Nivolumab for Newly Diagnosed Advanced-Stage Classic Hodgkin Lymphoma: Safety and Efficacy in the Phase II CheckMate 205 Study

• Published in: Journal of clinical oncology Vol. 37; no. 23; pp. 1997 - 2007
• Main Authors: Ramchandren, Radhakrishnan, Domingo-Domènech, Eva, Rueda, Antonio, Trněný, Marek, Feldman, Tatyana A., Lee, Hun Ju, Provencio, Mariano, Sillaber, Christian, Cohen, Jonathon B., Savage, Kerry J., Willenbacher, Wolfgang, Ligon, Azra H., Ouyang, Jing, Redd, Robert, Rodig, Scott J., Shipp, Margaret A., Sacchi, Mariana, Sumbul, Anne, Armand, Philippe, Ansell, Stephen M.
• Format: Journal Article
• Language: English
• Published: United States American Society of Clinical Oncology 10.08.2019
• Subjects: Adolescent; Adult; Aged; Aged, 80 and over; Antineoplastic Agents, Immunological - pharmacology; Antineoplastic Agents, Immunological - therapeutic use; Cohort Studies; Female; Hodgkin Disease - drug therapy; Humans; Male; Middle Aged; Neoplasm Staging - methods; Nivolumab - pharmacology; Nivolumab - therapeutic use; RAPID COMMUNICATION; Young Adult
• ISSN: 0732-183X; 1527-7755; 1527-7755
• DOI: 10.1200/JCO.19.00315

Nivolumab, an anti-programmed death-1 monoclonal antibody, has demonstrated frequent and durable responses in relapsed/refractory classic Hodgkin lymphoma (cHL).
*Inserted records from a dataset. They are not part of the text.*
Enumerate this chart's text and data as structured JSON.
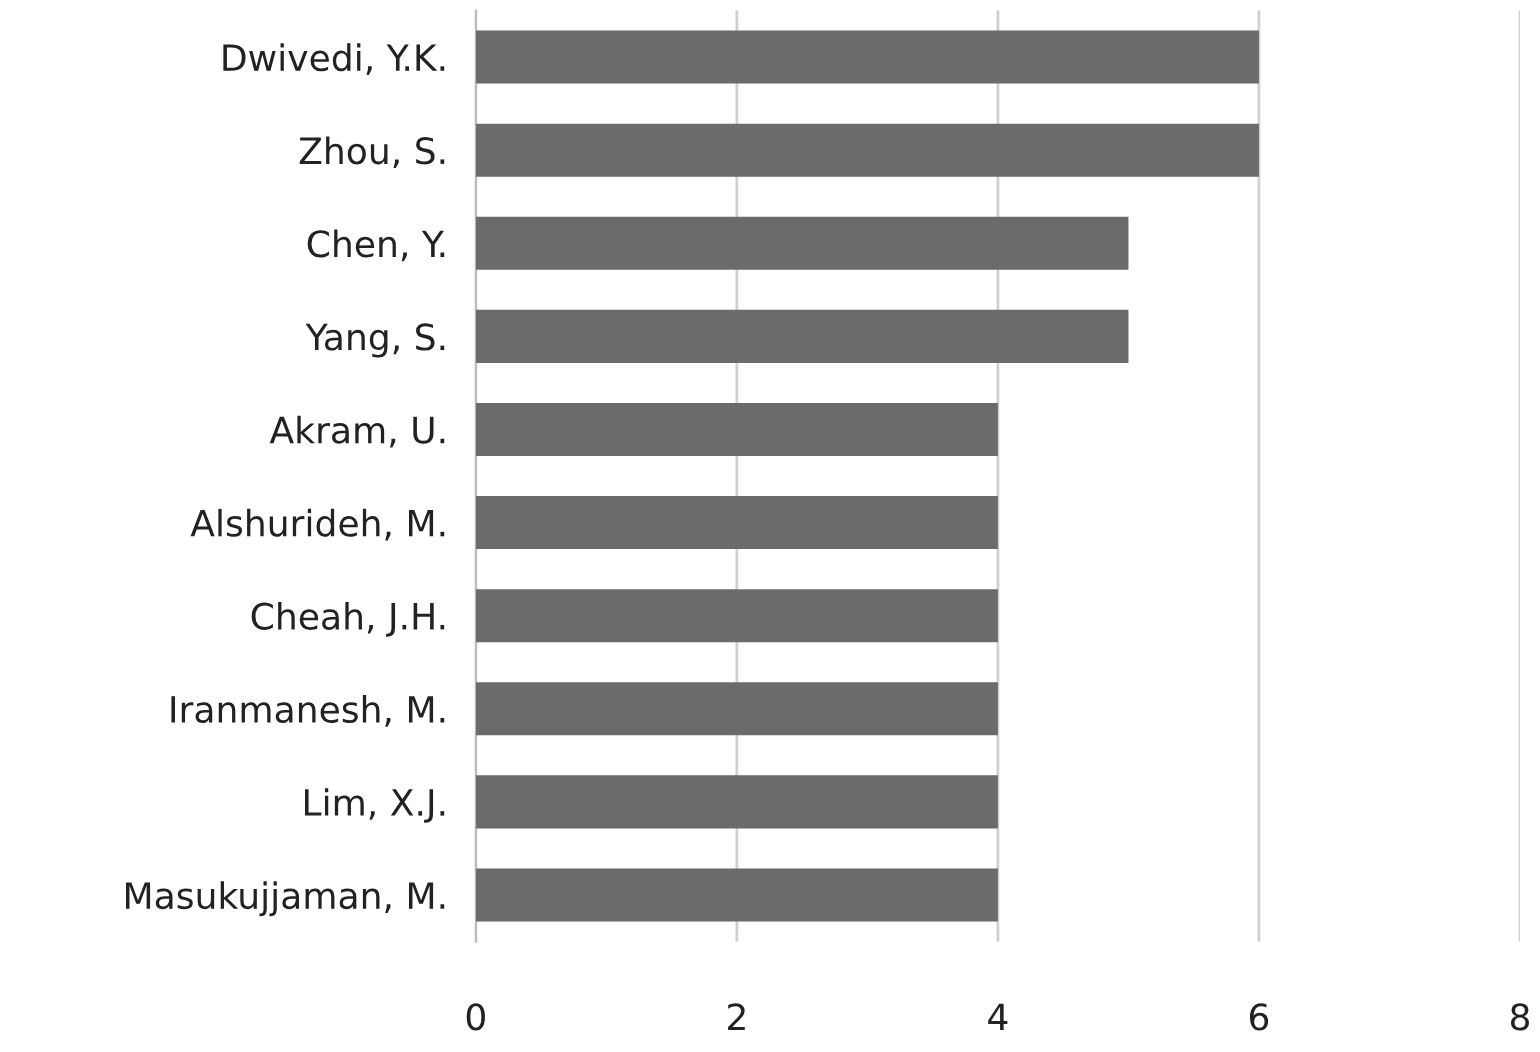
{
  "chart_data": {
    "type": "bar",
    "orientation": "horizontal",
    "categories": [
      "Dwivedi, Y.K.",
      "Zhou, S.",
      "Chen, Y.",
      "Yang, S.",
      "Akram, U.",
      "Alshurideh, M.",
      "Cheah, J.H.",
      "Iranmanesh, M.",
      "Lim, X.J.",
      "Masukujjaman, M."
    ],
    "values": [
      6,
      6,
      5,
      5,
      4,
      4,
      4,
      4,
      4,
      4
    ],
    "color": "#6b6b6b",
    "xlim": [
      0,
      8
    ],
    "xticks": [
      0,
      2,
      4,
      6,
      8
    ],
    "grid": "x",
    "legend": false
  }
}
We report results from Cohort D of the CheckMate 205 trial, which assessed nivolumab monotherapy followed by nivolumab plus doxorubicin, vinblastine, and dacarbazine (N-AVD) for newly diagnosed cHL. Patients 18 years of age or older with untreated, advanced-stage (defined as III to IV and IIB with unfavorable risk factors) cHL were eligible for Cohort D of this multicenter, noncomparative, phase II trial. Patients received nivolumab monotherapy for four doses, followed by 12 doses of N-AVD; all doses were every 2 weeks, and nivolumab was administered at 240 mg intravenously. The primary end point was safety. Efficacy end points included objective response rate and modified progression-free survival, defined as time to disease progression/relapse, death, or next therapy. Chromosome 9p24.1 alterations and programmed death-ligand 1 expression were assessed in Hodgkin Reed-Sternberg cells in evaluable patients. A total of 51 patients were enrolled and treated. At diagnosis, 49% of patients had an International Prognostic Score of 3 or greater. Overall, 59% experienced a grade 3 to 4 treatment-related adverse event. Treatment-related febrile neutropenia was reported in 10% of patients. Endocrine immune-mediated adverse events were all grade 1 to 2 and did not require high-dose corticosteroids; all nonendocrine immune-mediated adverse events resolved (most commonly, rash; 5.9%). At the end of therapy, the objective response rate (95% CI) per independent radiology review committee was 84% (71% to 93%), with 67% (52% to 79%), achieving complete remission (five patients [10%] were nonevaluable and counted as nonresponders). With a minimum follow-up of 9.4 months, 9-month modified progression-free survival was 92%. Patients with higher-level Hodgkin Reed-Sternberg programmed death-ligand 1 expression had more favorable responses to N-AVD ( = .041). Nivolumab followed by N-AVD was associated with promising efficacy and safety profiles for newly diagnosed, advanced-stage cHL.